MICRORRELATO: “EL ENLOQUECIDO CONDE DE RUEDA”.
No espero que nadie crea este extravagante pero sencillo relato. Fui el Conde de Rueda y viví en el Siglo diecinueve. Fui el último de mi estirpe. Sí, después, mi familia se extinguió como las brasas de un fuego ardiente.
Sin embargo, en mi mayor esplendor, tuve un apreciable sequito de criados y una esposa bella y virtuosa. Asimismo, poseía viñedos que producían el mejor vino de España.

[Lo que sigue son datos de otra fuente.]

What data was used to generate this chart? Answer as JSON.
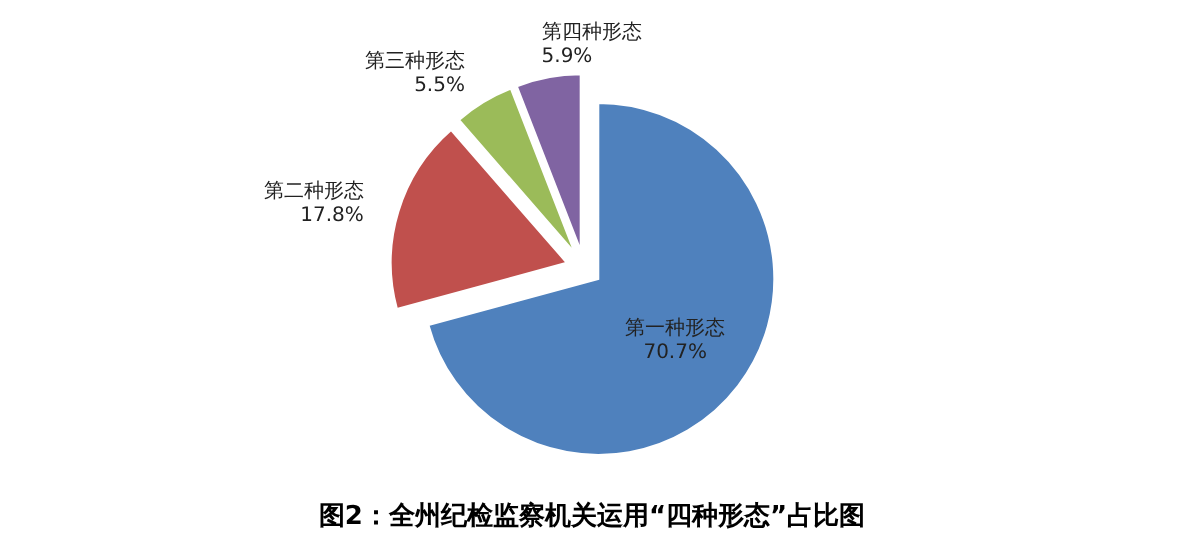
{
  "chart_data": {
    "type": "pie",
    "title": "图2：全州纪检监察机关运用“四种形态”占比图",
    "categories": [
      "第一种形态",
      "第二种形态",
      "第三种形态",
      "第四种形态"
    ],
    "values": [
      70.7,
      17.8,
      5.5,
      5.9
    ],
    "colors": [
      "#4f81bd",
      "#c0504d",
      "#9bbb59",
      "#8064a2"
    ],
    "value_labels": [
      "70.7%",
      "17.8%",
      "5.5%",
      "5.9%"
    ]
  }
}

Fui un Conde prudente, amado por mi esposa, respetado por mis súbditos. Pero llegó un año maldito, con un cúmulo de desgracias abatiéndose sobre mí.
En Primavera, en el inicio de la siembra de la vid, varias tormentas anegaron los campos. Afectado, mi carácter se resintió. De ser afable, me convertí en huraño. La sensatez me abandonó y comencé a ignorar a mi esposa.
Decidí encerrarme por las noches en un cuarto pequeño y oscuro, anexo a la cocina. Allí, al término de cada jornada, me aseguraba que nadie me molestará, encendía una vela y me recluía con una botella de absenta. Los criados, tentados por otros Nobles, se marcharon.
Y llegó el fatídico día en que mi esposa confesó su infidelidad. Estaba encerrado, como de costumbre, en el cuarto oscuro. Ella abrió la puerta y me desveló que necesitaba un hombro en el que desahogar sus penas. Al no encontrar alivio en mí, se había enamorado del último criado que aún continuaba en la casa, un joven atractivo y apuesto.
Hecha la confesión, me dejó sólo, sometiéndome a siniestros y lúgubres pensamientos. Enrabietado, bebí compulsivamente absenta e insulte a mi esposa. Pero ella ya me había abandonado para siempre.
A la mañana siguiente, desperté sobresaltado, con una única obsesión: Castigar a mi esposa por su adulterio. Registre toda la casa, pero no hallé a los amantes. Los maldije una y mil veces, aunque no me resultaron suficientes.
Demolido por la tristeza, exhausto, retorné al cuarto oscuro, encerrándome con un collar que ella había olvidado en su huida y varias botellas de absenta.
Durante días, bebí con ahínco, grité enloquecido, agarre con violencia el collar, como si este gesto me pudiera devolver a mi esposa, y me sumergí en sueños negros y agitados.
Consumí mi energía y, agonizante, moví una vela, descubriendo un precioso vestido morado de mi esposa. Esperanzando, me arrastré, pues creí ver su cara coronándolo. Pero el alcohol me estaba confundiendo. Abracé las enaguas y después subí hasta el talle. Sentí como mi cabeza daba vueltas, con la cara de mi esposa apareciendo y desapareciendo. Desquiciado, bebí de un trago el contenido de la última botella de absenta. En ese instante, sobrepasé el límite de mi resistencia. Mi cuerpo cayó hacia atrás, mi cabeza se golpeó contra el frío suelo y varios hilillos de sangre se entremezclaron entre las baldosas.
Cuando encontraron mi cadáver, sus descubridores retrocedieron espantados. Tenía el collar enredado entre los dedos y los ojos abiertos al máximo.
Este fue el triste final del Noble más distinguido de España.